“You have never seen the sea but in an oyster on the shell”

“The future of Maryland seafood was born aground, in a hand-made aquarium rigged with a couple of five-gallon buckets from Lowe’s,” begins Madeleine Thomas, in a special report at Grist on the potential for aquaculture to rejuvenate Maryland’s fishing industry and improve the health of the Chesapeake Bay. “Half-shell Hero” describes the growth of oyster farming, legalized in Maryland only six years ago. Backers say shellfish aquaculture “could reestablish Maryland as a nationally renowned oyster powerhouse, on par with Virginia and Washington, two states that have farmed oysters for more than a century.”

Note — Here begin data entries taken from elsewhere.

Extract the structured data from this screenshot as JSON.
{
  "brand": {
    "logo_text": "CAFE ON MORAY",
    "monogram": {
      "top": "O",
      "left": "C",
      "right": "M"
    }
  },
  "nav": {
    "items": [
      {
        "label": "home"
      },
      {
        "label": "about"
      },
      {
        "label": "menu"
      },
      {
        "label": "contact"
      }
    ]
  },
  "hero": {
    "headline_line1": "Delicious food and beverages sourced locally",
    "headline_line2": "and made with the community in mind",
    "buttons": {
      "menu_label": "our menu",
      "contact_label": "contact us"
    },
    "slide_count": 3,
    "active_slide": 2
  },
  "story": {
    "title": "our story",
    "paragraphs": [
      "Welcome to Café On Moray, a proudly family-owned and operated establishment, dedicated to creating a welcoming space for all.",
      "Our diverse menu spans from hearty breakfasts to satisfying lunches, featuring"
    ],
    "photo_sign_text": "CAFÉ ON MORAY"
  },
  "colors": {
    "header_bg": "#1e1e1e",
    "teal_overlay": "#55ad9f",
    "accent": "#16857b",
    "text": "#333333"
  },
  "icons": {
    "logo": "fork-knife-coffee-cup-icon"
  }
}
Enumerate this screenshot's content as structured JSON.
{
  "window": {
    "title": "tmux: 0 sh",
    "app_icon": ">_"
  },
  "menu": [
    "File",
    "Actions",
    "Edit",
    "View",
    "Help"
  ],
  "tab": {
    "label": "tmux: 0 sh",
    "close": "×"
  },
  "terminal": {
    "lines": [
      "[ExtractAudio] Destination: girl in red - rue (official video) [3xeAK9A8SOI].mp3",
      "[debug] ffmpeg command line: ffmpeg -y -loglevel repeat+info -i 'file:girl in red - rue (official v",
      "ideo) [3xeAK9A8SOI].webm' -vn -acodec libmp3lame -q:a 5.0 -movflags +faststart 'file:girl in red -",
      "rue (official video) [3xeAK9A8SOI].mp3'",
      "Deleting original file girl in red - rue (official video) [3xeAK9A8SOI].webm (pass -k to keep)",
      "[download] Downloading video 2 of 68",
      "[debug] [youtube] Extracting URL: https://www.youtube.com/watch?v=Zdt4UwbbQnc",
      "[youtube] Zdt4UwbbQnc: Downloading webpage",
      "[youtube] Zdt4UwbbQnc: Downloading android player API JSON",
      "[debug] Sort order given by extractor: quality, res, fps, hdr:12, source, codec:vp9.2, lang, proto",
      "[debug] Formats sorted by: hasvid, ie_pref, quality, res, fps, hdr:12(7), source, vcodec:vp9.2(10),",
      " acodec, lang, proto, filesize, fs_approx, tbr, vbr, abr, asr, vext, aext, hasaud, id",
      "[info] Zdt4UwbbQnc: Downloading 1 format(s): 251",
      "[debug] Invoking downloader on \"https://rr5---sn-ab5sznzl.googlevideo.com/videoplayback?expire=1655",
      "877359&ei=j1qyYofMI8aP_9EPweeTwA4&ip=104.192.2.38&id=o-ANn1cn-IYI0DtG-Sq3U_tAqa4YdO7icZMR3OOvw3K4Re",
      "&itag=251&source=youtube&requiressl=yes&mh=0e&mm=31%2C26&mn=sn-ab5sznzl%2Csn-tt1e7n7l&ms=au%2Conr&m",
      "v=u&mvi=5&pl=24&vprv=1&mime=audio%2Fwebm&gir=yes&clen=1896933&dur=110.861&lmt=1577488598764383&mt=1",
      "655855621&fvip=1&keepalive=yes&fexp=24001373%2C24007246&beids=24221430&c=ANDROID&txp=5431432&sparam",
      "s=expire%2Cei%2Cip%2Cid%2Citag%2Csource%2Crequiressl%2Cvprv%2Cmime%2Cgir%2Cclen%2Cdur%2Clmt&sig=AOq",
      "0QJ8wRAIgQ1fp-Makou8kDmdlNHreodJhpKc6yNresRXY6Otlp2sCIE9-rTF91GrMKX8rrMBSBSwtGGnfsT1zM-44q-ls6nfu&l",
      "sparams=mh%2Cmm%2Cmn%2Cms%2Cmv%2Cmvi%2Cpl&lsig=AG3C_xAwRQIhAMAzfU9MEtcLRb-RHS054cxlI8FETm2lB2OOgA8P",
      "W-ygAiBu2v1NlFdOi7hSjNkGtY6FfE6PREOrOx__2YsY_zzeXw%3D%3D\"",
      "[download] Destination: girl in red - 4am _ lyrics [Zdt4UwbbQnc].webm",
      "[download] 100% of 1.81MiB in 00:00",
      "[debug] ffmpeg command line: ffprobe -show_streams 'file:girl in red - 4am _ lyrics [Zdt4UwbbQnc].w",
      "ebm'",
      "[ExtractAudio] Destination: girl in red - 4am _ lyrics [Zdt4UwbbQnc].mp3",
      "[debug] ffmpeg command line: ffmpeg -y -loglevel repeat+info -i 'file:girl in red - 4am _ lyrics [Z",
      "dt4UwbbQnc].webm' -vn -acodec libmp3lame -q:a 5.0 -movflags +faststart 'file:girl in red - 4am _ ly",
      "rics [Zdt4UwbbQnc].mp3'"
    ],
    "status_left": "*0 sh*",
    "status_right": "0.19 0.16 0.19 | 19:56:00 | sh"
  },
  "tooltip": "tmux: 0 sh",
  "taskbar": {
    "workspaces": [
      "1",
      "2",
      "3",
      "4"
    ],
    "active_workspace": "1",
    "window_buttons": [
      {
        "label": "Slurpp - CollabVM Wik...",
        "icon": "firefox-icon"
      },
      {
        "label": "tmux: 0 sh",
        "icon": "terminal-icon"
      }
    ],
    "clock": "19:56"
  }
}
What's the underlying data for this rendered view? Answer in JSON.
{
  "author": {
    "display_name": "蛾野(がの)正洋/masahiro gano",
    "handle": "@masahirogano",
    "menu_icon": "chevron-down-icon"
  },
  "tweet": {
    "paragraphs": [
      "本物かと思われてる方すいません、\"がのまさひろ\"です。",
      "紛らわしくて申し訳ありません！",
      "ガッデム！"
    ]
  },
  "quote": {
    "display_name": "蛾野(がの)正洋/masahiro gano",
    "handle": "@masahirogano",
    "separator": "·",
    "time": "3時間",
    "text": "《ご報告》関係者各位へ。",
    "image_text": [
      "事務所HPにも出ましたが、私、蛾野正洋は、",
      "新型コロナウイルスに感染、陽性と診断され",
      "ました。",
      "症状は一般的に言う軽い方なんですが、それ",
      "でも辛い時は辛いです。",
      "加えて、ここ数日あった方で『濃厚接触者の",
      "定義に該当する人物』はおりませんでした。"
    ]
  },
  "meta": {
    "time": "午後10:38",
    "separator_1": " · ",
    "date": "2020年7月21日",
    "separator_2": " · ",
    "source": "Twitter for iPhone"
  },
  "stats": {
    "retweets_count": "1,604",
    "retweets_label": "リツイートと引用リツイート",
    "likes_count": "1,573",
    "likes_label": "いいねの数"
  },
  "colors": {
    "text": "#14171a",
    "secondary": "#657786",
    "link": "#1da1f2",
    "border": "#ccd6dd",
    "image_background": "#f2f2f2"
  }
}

Shellfish farming is more environmentally friendly than fish farming, writes Thomas. Farmed oysters are sterile and can be bred for disease resistance. “Bivalves like oysters simply feed on what’s in the water already,” filtering and purifying the water in the process. That said, it is hard work to grow oysters from larvae to mature adults. “The Chesapeake clearly has the potential to lead the nation in the production of cultured oysters,” says Mark Luckenbach of the Virginia Institute of Marine Science. Water pollution is a major challenge, coming from sources such as urban and agricultural runoff. For the past few years, the Bay has been on a “pollution diet” to reduce nitrogen, phosphorus and sediment loads.